Je suggère de retenir les paramètres suivants :
1. Le premier est l’horizon d’investissement le plus court au sein du portefeuille de titres considéré. Cet horizon indique l’exigence de liquidité optimale que vous souhaitez sur le portefeuille. Il pourra s’agir de la journée, de la semaine,…
2. L’horizon en tête, soit vous avez besoin de pouvoir investir dans un taux sans risque et alors vous identifiez le taux d’intérêt qui vous est accessible par l’intermédiaire en qui vous avez le plus confiance, soit vous n’avez pas besoin d’investir sans risque et vous utilisez une référence (monétaire, obligataire) présente sur le marché qui vous concerne : ici pour l’Euro, l’EONIA, l’EURIBOR, le taux de rémunération des deposit des chambres de compensation, le TAM, le T4M,… (les deux derniers devenant désuets)
3. Selon le besoin, ce taux sera ou non net de fiscalité.
Pour résumer
Un taux par zone monétaire.
L’horizon d’investissement le plus court que vous ayez.
Un taux qui vous est accessible réellement ou à défaut une référence monétaire sur cet horizon.

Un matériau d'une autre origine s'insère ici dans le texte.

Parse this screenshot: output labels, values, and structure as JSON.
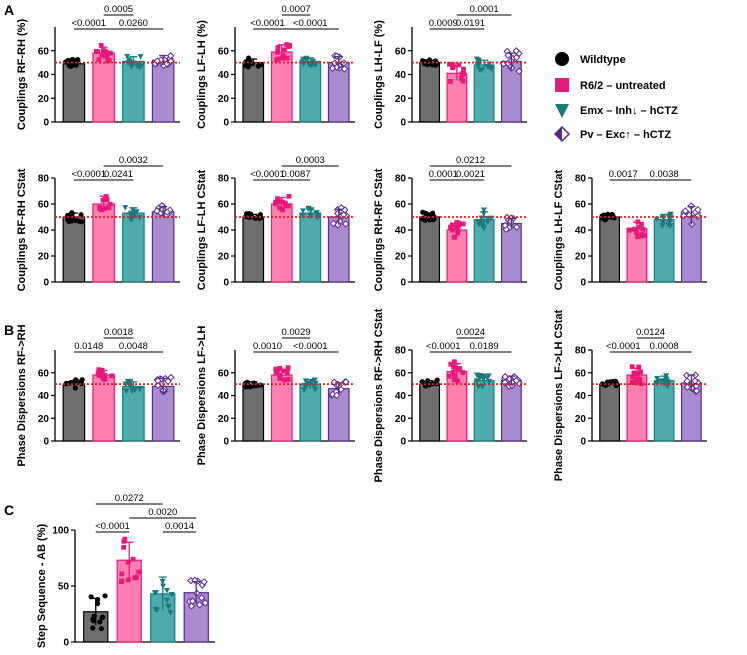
{
  "panel_labels": [
    "A",
    "B",
    "C"
  ],
  "legend": {
    "items": [
      {
        "label": "Wildtype",
        "color": "#000000",
        "marker": "circle"
      },
      {
        "label": "R6/2 – untreated",
        "color": "#e8197a",
        "marker": "square"
      },
      {
        "label": "Emx – Inh↓ – hCTZ",
        "color": "#1a7a7e",
        "marker": "triangle-down"
      },
      {
        "label": "Pv – Exc↑ – hCTZ",
        "color": "#5a2a8c",
        "marker": "diamond"
      }
    ]
  },
  "chart_data": [
    {
      "type": "bar",
      "panel": "A",
      "ylabel": "Couplings RF-RH (%)",
      "ylim": [
        0,
        80
      ],
      "yticks": [
        0,
        20,
        40,
        60
      ],
      "categories": [
        "Wildtype",
        "R6/2 – untreated",
        "Emx – Inh – hCTZ",
        "Pv – Exc – hCTZ"
      ],
      "values": [
        49,
        58,
        51,
        52
      ],
      "sd": [
        3,
        5,
        4,
        4
      ],
      "reference_line": 50,
      "comparisons": [
        {
          "a": 0,
          "b": 1,
          "p": "<0.0001",
          "level": 1
        },
        {
          "a": 1,
          "b": 3,
          "p": "0.0260",
          "level": 1
        },
        {
          "a": 1,
          "b": 2,
          "p": "0.0005",
          "level": 2
        }
      ]
    },
    {
      "type": "bar",
      "panel": "A",
      "ylabel": "Couplings LF-LH (%)",
      "ylim": [
        0,
        80
      ],
      "yticks": [
        0,
        20,
        40,
        60
      ],
      "categories": [
        "Wildtype",
        "R6/2 – untreated",
        "Emx – Inh – hCTZ",
        "Pv – Exc – hCTZ"
      ],
      "values": [
        50,
        59,
        51,
        50
      ],
      "sd": [
        3,
        6,
        3,
        5
      ],
      "reference_line": 50,
      "comparisons": [
        {
          "a": 0,
          "b": 1,
          "p": "<0.0001",
          "level": 1
        },
        {
          "a": 1,
          "b": 3,
          "p": "<0.0001",
          "level": 1
        },
        {
          "a": 1,
          "b": 2,
          "p": "0.0007",
          "level": 2
        }
      ]
    },
    {
      "type": "bar",
      "panel": "A",
      "ylabel": "Couplings LH-LF (%)",
      "ylim": [
        0,
        80
      ],
      "yticks": [
        0,
        20,
        40,
        60
      ],
      "categories": [
        "Wildtype",
        "R6/2 – untreated",
        "Emx – Inh – hCTZ",
        "Pv – Exc – hCTZ"
      ],
      "values": [
        50,
        41,
        48,
        51
      ],
      "sd": [
        2,
        6,
        4,
        7
      ],
      "reference_line": 50,
      "comparisons": [
        {
          "a": 0,
          "b": 1,
          "p": "0.0009",
          "level": 1
        },
        {
          "a": 1,
          "b": 2,
          "p": "0.0191",
          "level": 1
        },
        {
          "a": 1,
          "b": 3,
          "p": "0.0001",
          "level": 2
        }
      ]
    },
    {
      "type": "bar",
      "panel": "A",
      "ylabel": "Couplings RF-RH CStat",
      "ylim": [
        0,
        80
      ],
      "yticks": [
        0,
        20,
        40,
        60,
        80
      ],
      "categories": [
        "Wildtype",
        "R6/2 – untreated",
        "Emx – Inh – hCTZ",
        "Pv – Exc – hCTZ"
      ],
      "values": [
        50,
        60,
        53,
        54
      ],
      "sd": [
        3,
        6,
        4,
        4
      ],
      "reference_line": 50,
      "comparisons": [
        {
          "a": 0,
          "b": 1,
          "p": "<0.0001",
          "level": 1
        },
        {
          "a": 1,
          "b": 2,
          "p": "0.0241",
          "level": 1
        },
        {
          "a": 1,
          "b": 3,
          "p": "0.0032",
          "level": 2
        }
      ]
    },
    {
      "type": "bar",
      "panel": "A",
      "ylabel": "Couplings LF-LH CStat",
      "ylim": [
        0,
        80
      ],
      "yticks": [
        0,
        20,
        40,
        60,
        80
      ],
      "categories": [
        "Wildtype",
        "R6/2 – untreated",
        "Emx – Inh – hCTZ",
        "Pv – Exc – hCTZ"
      ],
      "values": [
        50,
        60,
        53,
        50
      ],
      "sd": [
        2,
        5,
        3,
        6
      ],
      "reference_line": 50,
      "comparisons": [
        {
          "a": 0,
          "b": 1,
          "p": "<0.0001",
          "level": 1
        },
        {
          "a": 1,
          "b": 2,
          "p": "0.0087",
          "level": 1
        },
        {
          "a": 1,
          "b": 3,
          "p": "0.0003",
          "level": 2
        }
      ]
    },
    {
      "type": "bar",
      "panel": "A",
      "ylabel": "Couplings RH-RF CStat",
      "ylim": [
        0,
        80
      ],
      "yticks": [
        0,
        20,
        40,
        60,
        80
      ],
      "categories": [
        "Wildtype",
        "R6/2 – untreated",
        "Emx – Inh – hCTZ",
        "Pv – Exc – hCTZ"
      ],
      "values": [
        50,
        40,
        48,
        45
      ],
      "sd": [
        3,
        5,
        6,
        4
      ],
      "reference_line": 50,
      "comparisons": [
        {
          "a": 0,
          "b": 1,
          "p": "0.0001",
          "level": 1
        },
        {
          "a": 1,
          "b": 2,
          "p": "0.0021",
          "level": 1
        },
        {
          "a": 0,
          "b": 3,
          "p": "0.0212",
          "level": 2
        }
      ]
    },
    {
      "type": "bar",
      "panel": "A",
      "ylabel": "Couplings LH-LF CStat",
      "ylim": [
        0,
        80
      ],
      "yticks": [
        0,
        20,
        40,
        60,
        80
      ],
      "categories": [
        "Wildtype",
        "R6/2 – untreated",
        "Emx – Inh – hCTZ",
        "Pv – Exc – hCTZ"
      ],
      "values": [
        50,
        41,
        48,
        51
      ],
      "sd": [
        2,
        5,
        4,
        7
      ],
      "reference_line": 50,
      "comparisons": [
        {
          "a": 0,
          "b": 1,
          "p": "0.0017",
          "level": 1
        },
        {
          "a": 1,
          "b": 3,
          "p": "0.0038",
          "level": 1
        }
      ]
    },
    {
      "type": "bar",
      "panel": "B",
      "ylabel": "Phase Dispersions RF->RH",
      "ylim": [
        0,
        80
      ],
      "yticks": [
        0,
        20,
        40,
        60
      ],
      "categories": [
        "Wildtype",
        "R6/2 – untreated",
        "Emx – Inh – hCTZ",
        "Pv – Exc – hCTZ"
      ],
      "values": [
        50,
        58,
        48,
        48
      ],
      "sd": [
        3,
        4,
        4,
        7
      ],
      "reference_line": 50,
      "comparisons": [
        {
          "a": 0,
          "b": 1,
          "p": "0.0148",
          "level": 1
        },
        {
          "a": 1,
          "b": 3,
          "p": "0.0048",
          "level": 1
        },
        {
          "a": 1,
          "b": 2,
          "p": "0.0018",
          "level": 2
        }
      ]
    },
    {
      "type": "bar",
      "panel": "B",
      "ylabel": "Phase Dispersions LF->LH",
      "ylim": [
        0,
        80
      ],
      "yticks": [
        0,
        20,
        40,
        60
      ],
      "categories": [
        "Wildtype",
        "R6/2 – untreated",
        "Emx – Inh – hCTZ",
        "Pv – Exc – hCTZ"
      ],
      "values": [
        50,
        58,
        50,
        46
      ],
      "sd": [
        2,
        5,
        4,
        5
      ],
      "reference_line": 50,
      "comparisons": [
        {
          "a": 0,
          "b": 1,
          "p": "0.0010",
          "level": 1
        },
        {
          "a": 1,
          "b": 3,
          "p": "<0.0001",
          "level": 1
        },
        {
          "a": 1,
          "b": 2,
          "p": "0.0029",
          "level": 2
        }
      ]
    },
    {
      "type": "bar",
      "panel": "B",
      "ylabel": "Phase Dispersions RF->RH CStat",
      "ylim": [
        0,
        80
      ],
      "yticks": [
        0,
        20,
        40,
        60,
        80
      ],
      "categories": [
        "Wildtype",
        "R6/2 – untreated",
        "Emx – Inh – hCTZ",
        "Pv – Exc – hCTZ"
      ],
      "values": [
        50,
        61,
        53,
        53
      ],
      "sd": [
        3,
        7,
        4,
        4
      ],
      "reference_line": 50,
      "comparisons": [
        {
          "a": 0,
          "b": 1,
          "p": "<0.0001",
          "level": 1
        },
        {
          "a": 1,
          "b": 3,
          "p": "0.0189",
          "level": 1
        },
        {
          "a": 1,
          "b": 2,
          "p": "0.0024",
          "level": 2
        }
      ]
    },
    {
      "type": "bar",
      "panel": "B",
      "ylabel": "Phase Dispersions LF->LH CStat",
      "ylim": [
        0,
        80
      ],
      "yticks": [
        0,
        20,
        40,
        60,
        80
      ],
      "categories": [
        "Wildtype",
        "R6/2 – untreated",
        "Emx – Inh – hCTZ",
        "Pv – Exc – hCTZ"
      ],
      "values": [
        50,
        58,
        53,
        51
      ],
      "sd": [
        2,
        6,
        4,
        7
      ],
      "reference_line": 50,
      "comparisons": [
        {
          "a": 0,
          "b": 1,
          "p": "<0.0001",
          "level": 1
        },
        {
          "a": 1,
          "b": 3,
          "p": "0.0008",
          "level": 1
        },
        {
          "a": 1,
          "b": 2,
          "p": "0.0124",
          "level": 2
        }
      ]
    },
    {
      "type": "bar",
      "panel": "C",
      "ylabel": "Step Sequence - AB (%)",
      "ylim": [
        0,
        100
      ],
      "yticks": [
        0,
        50,
        100
      ],
      "categories": [
        "Wildtype",
        "R6/2 – untreated",
        "Emx – Inh – hCTZ",
        "Pv – Exc – hCTZ"
      ],
      "values": [
        27,
        73,
        43,
        44
      ],
      "sd": [
        12,
        16,
        15,
        10
      ],
      "reference_line": null,
      "comparisons": [
        {
          "a": 0,
          "b": 1,
          "p": "<0.0001",
          "level": 1
        },
        {
          "a": 2,
          "b": 3,
          "p": "0.0014",
          "level": 1
        },
        {
          "a": 1,
          "b": 3,
          "p": "0.0020",
          "level": 2
        },
        {
          "a": 0,
          "b": 2,
          "p": "0.0272",
          "level": 3
        }
      ]
    }
  ],
  "colors": {
    "bars": [
      "#6e6e6e",
      "#ff80b0",
      "#4faaab",
      "#a98bd0"
    ],
    "dots": [
      "#000000",
      "#e8197a",
      "#1a7a7e",
      "#5a2a8c"
    ],
    "reference": "#d9211c"
  }
}
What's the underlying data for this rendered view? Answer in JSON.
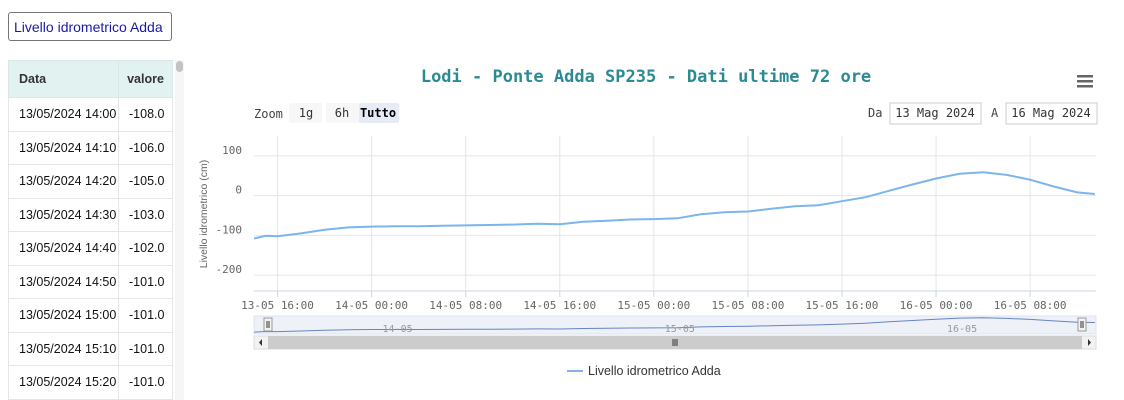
{
  "sensor_select": {
    "value": "Livello idrometrico Adda"
  },
  "table": {
    "headers": [
      "Data",
      "valore"
    ],
    "rows": [
      [
        "13/05/2024 14:00",
        "-108.0"
      ],
      [
        "13/05/2024 14:10",
        "-106.0"
      ],
      [
        "13/05/2024 14:20",
        "-105.0"
      ],
      [
        "13/05/2024 14:30",
        "-103.0"
      ],
      [
        "13/05/2024 14:40",
        "-102.0"
      ],
      [
        "13/05/2024 14:50",
        "-101.0"
      ],
      [
        "13/05/2024 15:00",
        "-101.0"
      ],
      [
        "13/05/2024 15:10",
        "-101.0"
      ],
      [
        "13/05/2024 15:20",
        "-101.0"
      ]
    ]
  },
  "chart_ui": {
    "zoom_label": "Zoom",
    "zoom_buttons": [
      "1g",
      "6h",
      "Tutto"
    ],
    "active_zoom": "Tutto",
    "from_label": "Da",
    "from_value": "13 Mag 2024",
    "to_label": "A",
    "to_value": "16 Mag 2024",
    "navigator_labels": [
      "14-05",
      "15-05",
      "16-05"
    ],
    "menu_icon": "hamburger-menu-icon"
  },
  "chart_data": {
    "type": "line",
    "title": "Lodi - Ponte Adda SP235 - Dati ultime 72 ore",
    "ylabel": "Livello idrometrico (cm)",
    "xlabel": "",
    "ylim": [
      -200,
      100
    ],
    "yticks": [
      100,
      0,
      -100,
      -200
    ],
    "x_ticks": [
      "13-05 16:00",
      "14-05 00:00",
      "14-05 08:00",
      "14-05 16:00",
      "15-05 00:00",
      "15-05 08:00",
      "15-05 16:00",
      "16-05 00:00",
      "16-05 08:00"
    ],
    "grid": true,
    "legend": "bottom-center",
    "color": "#7cb5ec",
    "series": [
      {
        "name": "Livello idrometrico Adda",
        "x": [
          "13-05 14:00",
          "13-05 15:00",
          "13-05 16:00",
          "13-05 18:00",
          "13-05 20:00",
          "13-05 22:00",
          "14-05 00:00",
          "14-05 02:00",
          "14-05 04:00",
          "14-05 06:00",
          "14-05 08:00",
          "14-05 10:00",
          "14-05 12:00",
          "14-05 14:00",
          "14-05 16:00",
          "14-05 18:00",
          "14-05 20:00",
          "14-05 22:00",
          "15-05 00:00",
          "15-05 02:00",
          "15-05 04:00",
          "15-05 06:00",
          "15-05 08:00",
          "15-05 10:00",
          "15-05 12:00",
          "15-05 14:00",
          "15-05 16:00",
          "15-05 18:00",
          "15-05 20:00",
          "15-05 22:00",
          "16-05 00:00",
          "16-05 02:00",
          "16-05 04:00",
          "16-05 06:00",
          "16-05 08:00",
          "16-05 10:00",
          "16-05 12:00",
          "16-05 13:30"
        ],
        "y": [
          -108,
          -101,
          -102,
          -95,
          -86,
          -80,
          -78,
          -77,
          -77,
          -76,
          -75,
          -74,
          -73,
          -71,
          -72,
          -66,
          -63,
          -60,
          -59,
          -57,
          -47,
          -42,
          -40,
          -33,
          -27,
          -24,
          -14,
          -4,
          12,
          28,
          43,
          55,
          59,
          52,
          40,
          23,
          8,
          4
        ]
      }
    ]
  }
}
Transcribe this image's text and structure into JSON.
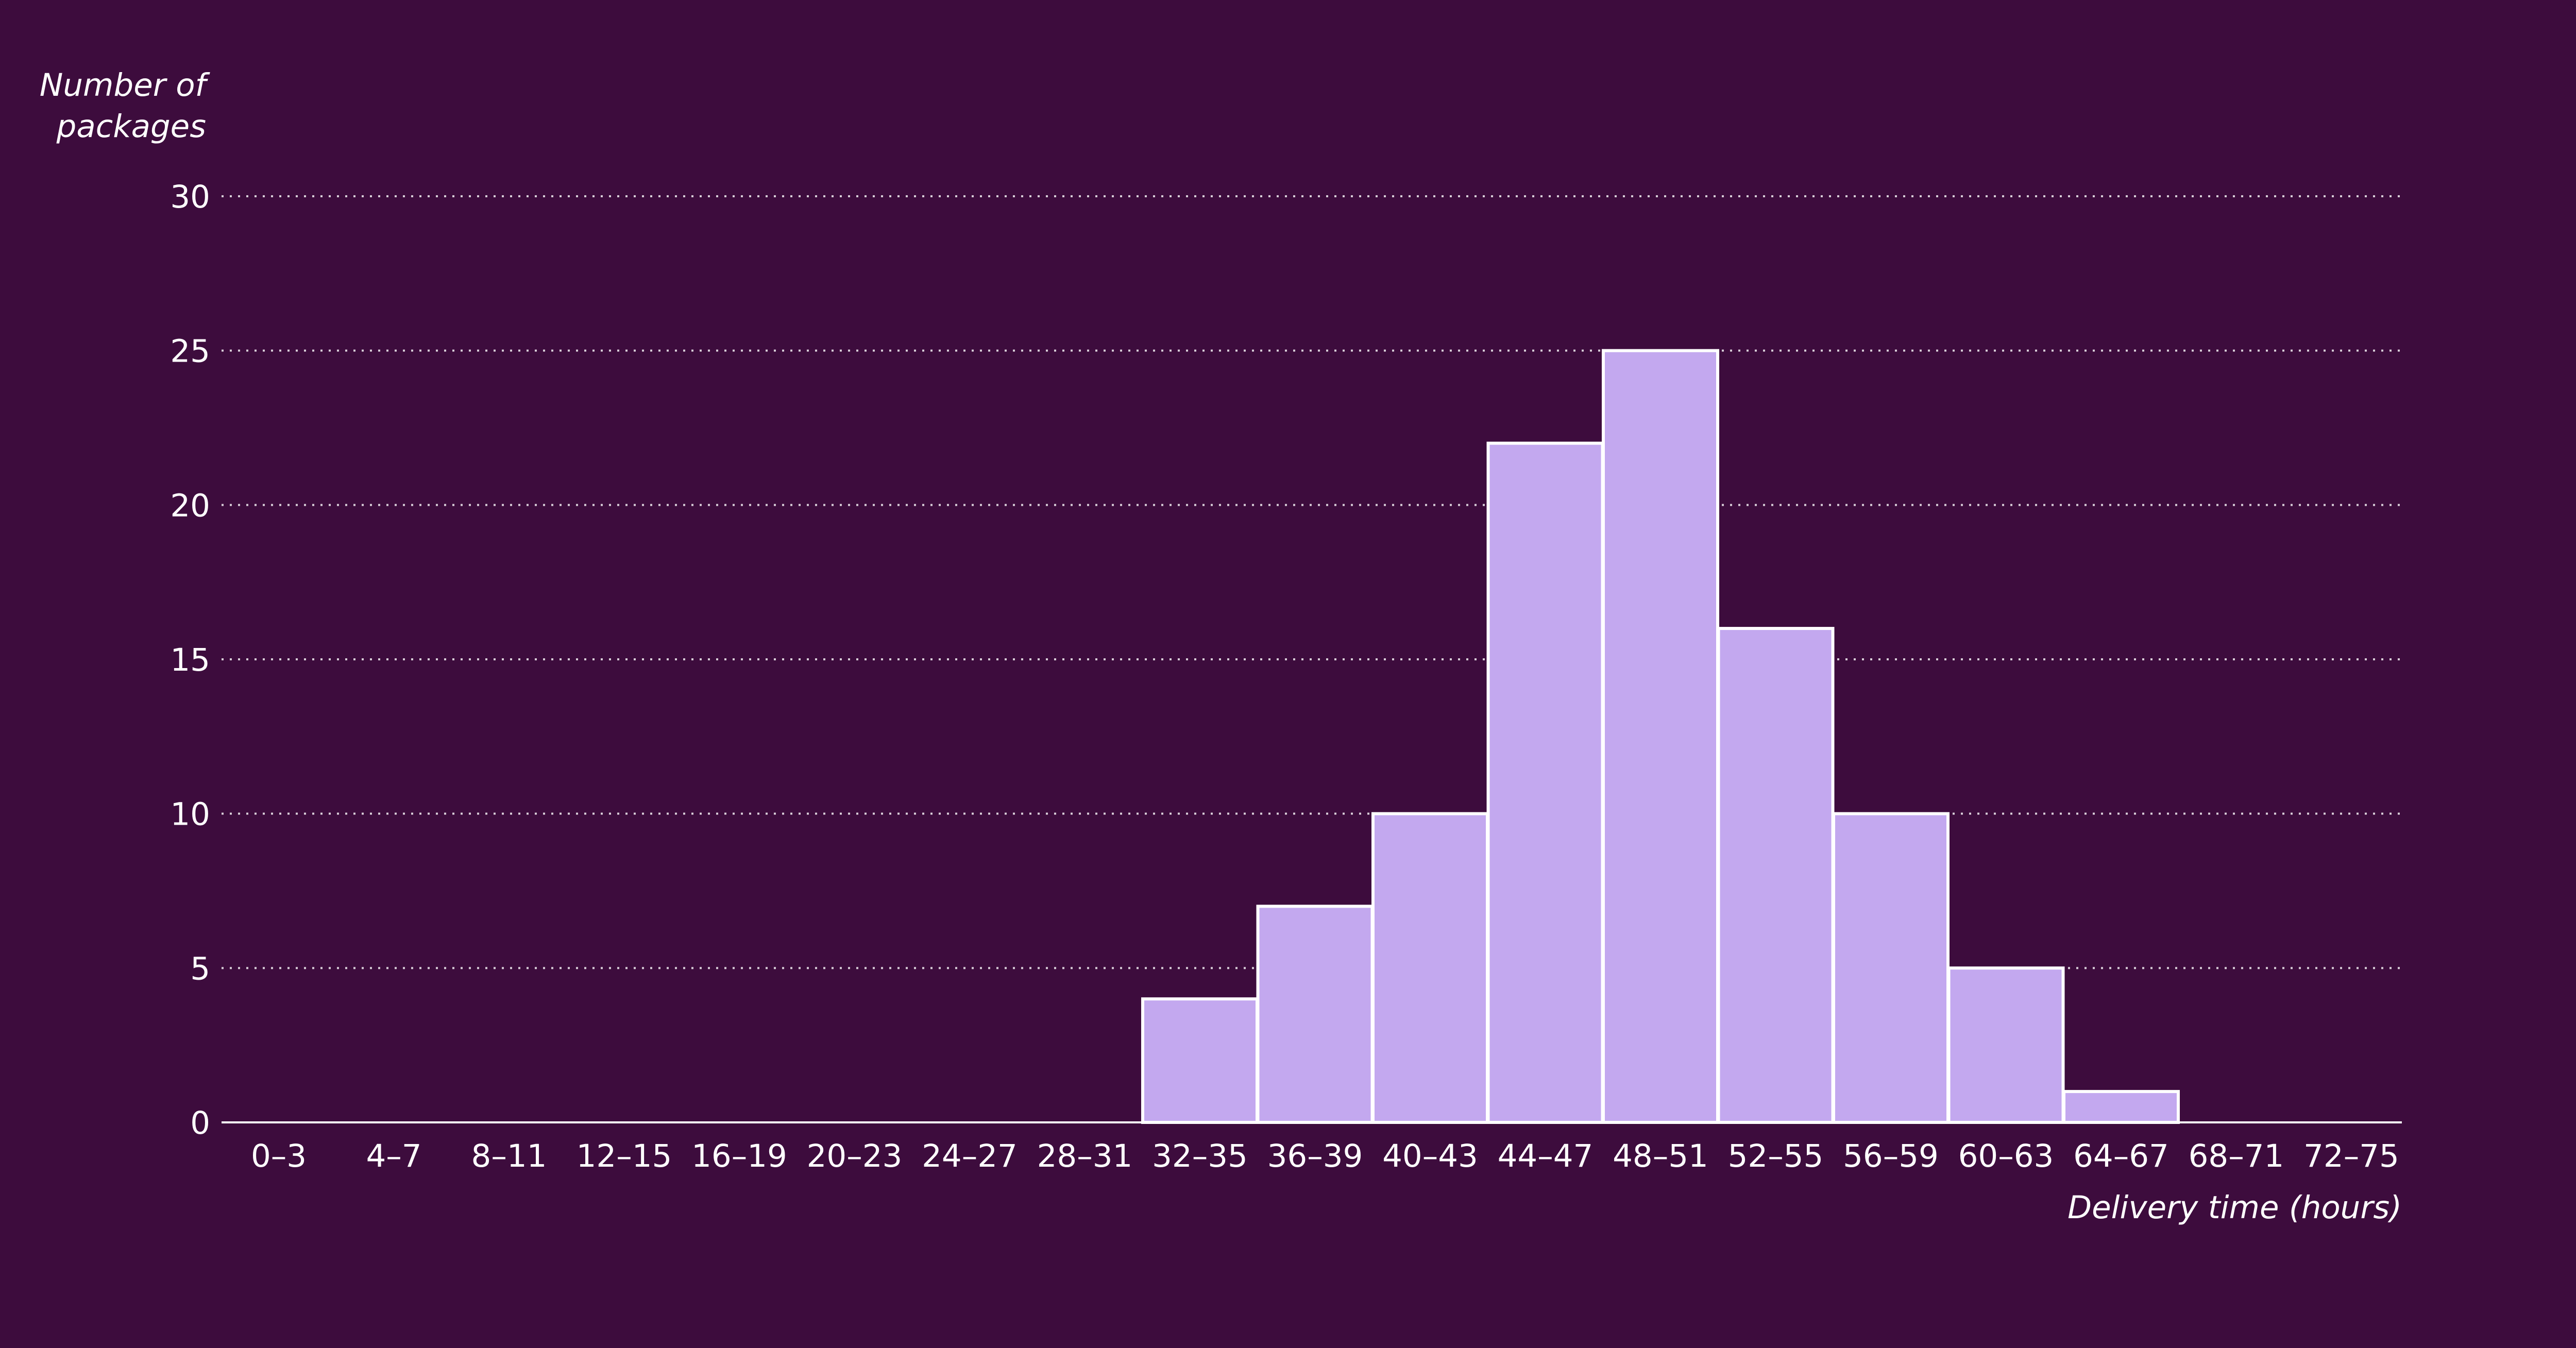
{
  "chart_data": {
    "type": "bar",
    "ylabel_lines": [
      "Number of",
      "packages"
    ],
    "xlabel": "Delivery time (hours)",
    "categories": [
      "0–3",
      "4–7",
      "8–11",
      "12–15",
      "16–19",
      "20–23",
      "24–27",
      "28–31",
      "32–35",
      "36–39",
      "40–43",
      "44–47",
      "48–51",
      "52–55",
      "56–59",
      "60–63",
      "64–67",
      "68–71",
      "72–75"
    ],
    "values": [
      0,
      0,
      0,
      0,
      0,
      0,
      0,
      0,
      4,
      7,
      10,
      22,
      25,
      16,
      10,
      5,
      1,
      0,
      0
    ],
    "y_ticks": [
      "0",
      "5",
      "10",
      "15",
      "20",
      "25",
      "30"
    ],
    "ylim": [
      0,
      30
    ],
    "grid": true,
    "colors": {
      "background": "#3d0c3d",
      "bar": "#c3a8ef",
      "bar_edge": "#ffffff",
      "text": "#ffffff"
    }
  }
}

Avec en mémoire que : le sans risque n’existe pas ( d’ailleurs le prêteur lui même génère un risque qui lui est propre (sa survie, celle des intermédiaires qu’il a choisi,…), le taux « sans risque » est propre à chaque entité, et peut évoluer en fonction de l’évolution des objectifs de cette entité.
Un exemple
Au sein des reportings qu’une société de gestion de portefeuille produit régulièrement pour rendre compte de son travail (que les fonds soient ouverts ou dédiés), de nombreux calculs sont réalisés en utilisant un taux sans risque : le calcul du bêta d’un portefeuille (d’après le CAPM), le ratio de Sharpe et tout un tas d’indicateurs plus ou moins pertinents. Pour déterminer la référence, plusieurs critères interviennent :
– qu’elle soit dans la base de donnée, c’est donc une donnée de marché que l’on peut traiter de manière industrielle,
– qu’elle soit adaptée à la liquidité (ou la valorisation du fonds). Si on peut acheter vendre des parts tous les jours ou tous les mois ce n’est pas pareil et en y mettant du capital, l’investisseur accepte un placement sur cet horizon de temps minimum. Il comparera donc la rémunération « sans risque » qu’il pourrait obtenir sur ce même horizon,
– qu’elle soit adaptée à l’expression de l’objectif (EONIA + 300 points de base par exemple) si pertinent,
– qu’elle soit la plus avantageuse possible pour le reporting. Eh oui, entre deux références qui ont du sens, on prendra celle dont les résultats ressortent le mieux en général. Par exemple, plus le taux sans risque est faible plus le ratio de Sharpe sera important.
Ainsi, un fond à valorisation journalière aura pour référence l’EONIA. En revanche, pour un hedge fund dont la fenêtre est de 6 mois, l’EURIBOR sur cette durée pourra être plus approprié, même si ce n’est pas le choix retenu par le gérant.